There is also a notable trend towards stepping outside the residential sector altogether. Many landlords are now considering commercial and semi-commercial investments, motivated by the opportunity to tap into new markets, access more attractive yields, and reduce exposure to residential-only risk.
A lean towards commercial
High-quality commercial space, particularly in smaller towns and local centres, is in short supply. Demand is growing for flexible offices and retail spaces that serve the needs of communities now working closer to home. As hybrid working continues to reshape where people spend their time during the week, landlords are responding to changing demand.
This shift is creating genuine investment opportunities for landlords who are open to diversifying into commercial or semi-commercial spaces. It also provides a new avenue for brokers to add value. Unlike standard buy-to-let cases, commercial finance requires a more structured approach. Landlords rely on advisers to help them navigate unfamiliar territory, identify the right lender, and present the application effectively.
Connecting the dots
To encourage diversification, brokers need to take a proactive role. Many landlords will not consider changing or expanding their portfolio strategy without a prompt. That prompt might come during a refinancing conversation, an annual review, or when discussing the implications of new regulation or interest rate shifts.

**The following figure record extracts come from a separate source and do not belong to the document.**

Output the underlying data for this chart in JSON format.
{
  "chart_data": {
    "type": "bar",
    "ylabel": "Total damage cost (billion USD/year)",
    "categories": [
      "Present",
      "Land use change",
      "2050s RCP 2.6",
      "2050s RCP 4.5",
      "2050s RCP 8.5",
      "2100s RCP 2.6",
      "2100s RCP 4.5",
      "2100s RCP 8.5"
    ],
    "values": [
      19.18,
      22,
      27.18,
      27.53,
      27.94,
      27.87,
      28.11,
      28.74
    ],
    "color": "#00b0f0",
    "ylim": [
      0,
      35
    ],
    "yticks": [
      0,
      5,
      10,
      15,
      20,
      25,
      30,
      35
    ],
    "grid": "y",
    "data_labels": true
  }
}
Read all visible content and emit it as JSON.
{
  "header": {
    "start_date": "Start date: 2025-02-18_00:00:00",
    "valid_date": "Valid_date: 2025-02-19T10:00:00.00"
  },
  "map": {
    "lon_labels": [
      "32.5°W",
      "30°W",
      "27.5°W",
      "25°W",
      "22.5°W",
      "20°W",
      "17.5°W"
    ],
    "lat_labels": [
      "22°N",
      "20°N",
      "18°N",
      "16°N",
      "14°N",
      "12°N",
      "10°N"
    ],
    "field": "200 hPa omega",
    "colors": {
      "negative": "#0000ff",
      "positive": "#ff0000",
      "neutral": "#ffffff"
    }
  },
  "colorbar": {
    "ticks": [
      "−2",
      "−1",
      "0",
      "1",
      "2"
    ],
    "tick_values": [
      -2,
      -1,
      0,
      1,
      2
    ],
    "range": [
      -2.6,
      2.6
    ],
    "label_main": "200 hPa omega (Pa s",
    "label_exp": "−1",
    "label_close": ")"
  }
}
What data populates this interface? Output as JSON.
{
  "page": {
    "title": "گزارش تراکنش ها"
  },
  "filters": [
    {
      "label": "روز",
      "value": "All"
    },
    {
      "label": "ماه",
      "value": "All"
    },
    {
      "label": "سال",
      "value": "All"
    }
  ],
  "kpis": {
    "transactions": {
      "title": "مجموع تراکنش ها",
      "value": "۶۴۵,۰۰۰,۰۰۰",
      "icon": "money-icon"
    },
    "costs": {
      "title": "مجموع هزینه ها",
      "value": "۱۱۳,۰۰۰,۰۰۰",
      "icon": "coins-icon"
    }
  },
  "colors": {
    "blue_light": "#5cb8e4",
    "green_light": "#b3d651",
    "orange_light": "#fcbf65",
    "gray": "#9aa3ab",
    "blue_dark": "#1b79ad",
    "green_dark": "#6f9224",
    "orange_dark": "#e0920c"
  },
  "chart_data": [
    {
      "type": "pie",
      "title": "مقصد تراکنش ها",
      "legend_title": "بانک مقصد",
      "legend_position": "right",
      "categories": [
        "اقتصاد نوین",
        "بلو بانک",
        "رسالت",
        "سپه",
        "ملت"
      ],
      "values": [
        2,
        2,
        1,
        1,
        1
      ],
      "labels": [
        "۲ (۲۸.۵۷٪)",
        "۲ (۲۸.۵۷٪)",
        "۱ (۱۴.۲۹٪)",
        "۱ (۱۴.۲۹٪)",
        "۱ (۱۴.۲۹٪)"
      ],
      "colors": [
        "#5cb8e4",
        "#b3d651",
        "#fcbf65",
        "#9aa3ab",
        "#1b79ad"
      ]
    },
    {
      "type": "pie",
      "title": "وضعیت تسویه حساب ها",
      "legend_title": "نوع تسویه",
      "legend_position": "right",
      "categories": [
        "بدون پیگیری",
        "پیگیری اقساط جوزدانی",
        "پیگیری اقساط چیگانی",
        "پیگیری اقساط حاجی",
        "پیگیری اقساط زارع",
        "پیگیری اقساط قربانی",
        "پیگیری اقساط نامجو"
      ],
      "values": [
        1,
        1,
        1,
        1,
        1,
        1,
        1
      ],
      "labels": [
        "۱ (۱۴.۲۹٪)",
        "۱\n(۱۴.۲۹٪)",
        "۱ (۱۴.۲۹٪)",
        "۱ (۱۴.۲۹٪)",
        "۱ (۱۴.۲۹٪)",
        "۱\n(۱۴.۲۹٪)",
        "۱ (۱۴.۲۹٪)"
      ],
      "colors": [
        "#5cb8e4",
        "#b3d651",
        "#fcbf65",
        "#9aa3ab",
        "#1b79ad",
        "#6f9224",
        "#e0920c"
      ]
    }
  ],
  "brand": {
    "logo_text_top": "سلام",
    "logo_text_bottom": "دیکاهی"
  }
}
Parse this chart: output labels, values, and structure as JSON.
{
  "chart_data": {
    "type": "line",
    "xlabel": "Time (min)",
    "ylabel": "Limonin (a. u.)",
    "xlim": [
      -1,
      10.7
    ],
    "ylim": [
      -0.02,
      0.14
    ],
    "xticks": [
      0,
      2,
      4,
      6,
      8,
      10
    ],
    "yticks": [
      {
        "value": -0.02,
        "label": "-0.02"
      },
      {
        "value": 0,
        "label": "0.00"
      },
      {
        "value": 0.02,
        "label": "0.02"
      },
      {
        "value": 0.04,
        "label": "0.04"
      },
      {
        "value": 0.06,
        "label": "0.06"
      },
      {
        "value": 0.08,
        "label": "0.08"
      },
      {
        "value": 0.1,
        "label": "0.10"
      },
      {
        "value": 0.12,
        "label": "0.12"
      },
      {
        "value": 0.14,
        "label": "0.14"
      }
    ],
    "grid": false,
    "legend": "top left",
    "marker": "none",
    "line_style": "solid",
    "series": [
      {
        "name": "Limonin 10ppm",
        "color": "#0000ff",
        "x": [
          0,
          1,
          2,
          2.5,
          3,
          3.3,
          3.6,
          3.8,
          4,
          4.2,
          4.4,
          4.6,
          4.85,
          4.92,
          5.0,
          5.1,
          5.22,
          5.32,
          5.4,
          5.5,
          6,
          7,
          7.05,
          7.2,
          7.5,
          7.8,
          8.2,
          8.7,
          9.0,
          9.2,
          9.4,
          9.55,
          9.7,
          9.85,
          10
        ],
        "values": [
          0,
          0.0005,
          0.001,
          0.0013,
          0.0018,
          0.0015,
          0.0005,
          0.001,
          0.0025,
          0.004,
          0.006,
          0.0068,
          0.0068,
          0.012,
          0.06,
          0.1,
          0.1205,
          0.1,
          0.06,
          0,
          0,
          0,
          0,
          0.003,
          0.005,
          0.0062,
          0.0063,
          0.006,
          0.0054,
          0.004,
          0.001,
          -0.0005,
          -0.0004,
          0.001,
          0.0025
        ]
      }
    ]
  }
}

Helping clients think through basic scenario planning can be an effective entry point. Demonstrating how their income might be affected by a void period or a single arrears case can be enough to show the benefit of scale. Comparing the impact of rate rises on a portfolio with a single income stream versus one with multiple, varied tenancies also reinforces the case for spreading risk.
Lenders are increasingly aligning their product ranges with the needs of portfolio landlords. At LHV Bank, for example, we offer multi-property finance, combined with flexible underwriting that accounts for mixed-use properties and complex ownership structures. Brokers who understand how to present these cases can unlock significant opportunities for their clients.
The key is partnering with lenders who truly understand this market. Those with experience in semi-commercial or specialist lending, or who take a broader view of a landlord’s overall position, are often better placed to support diverse strategies. These partnerships are invaluable for advisers working with more ambitious or professional landlords.
A shift in mindset
Diversification should not be seen purely as a defensive move. It is also a forward-looking growth strategy. Landlords who explore new sectors, locations, and tenancy models are not just managing risk. They are uncovering new revenue opportunities and building businesses that are better prepared for regulatory and economic change.
Diversification is about more than weathering the next market shock. It is about building resilience, unlocking opportunity, and future-proofing investment strategies.
Brokers who lead this conversation now will position themselves as essential partners in an ever-changing property market.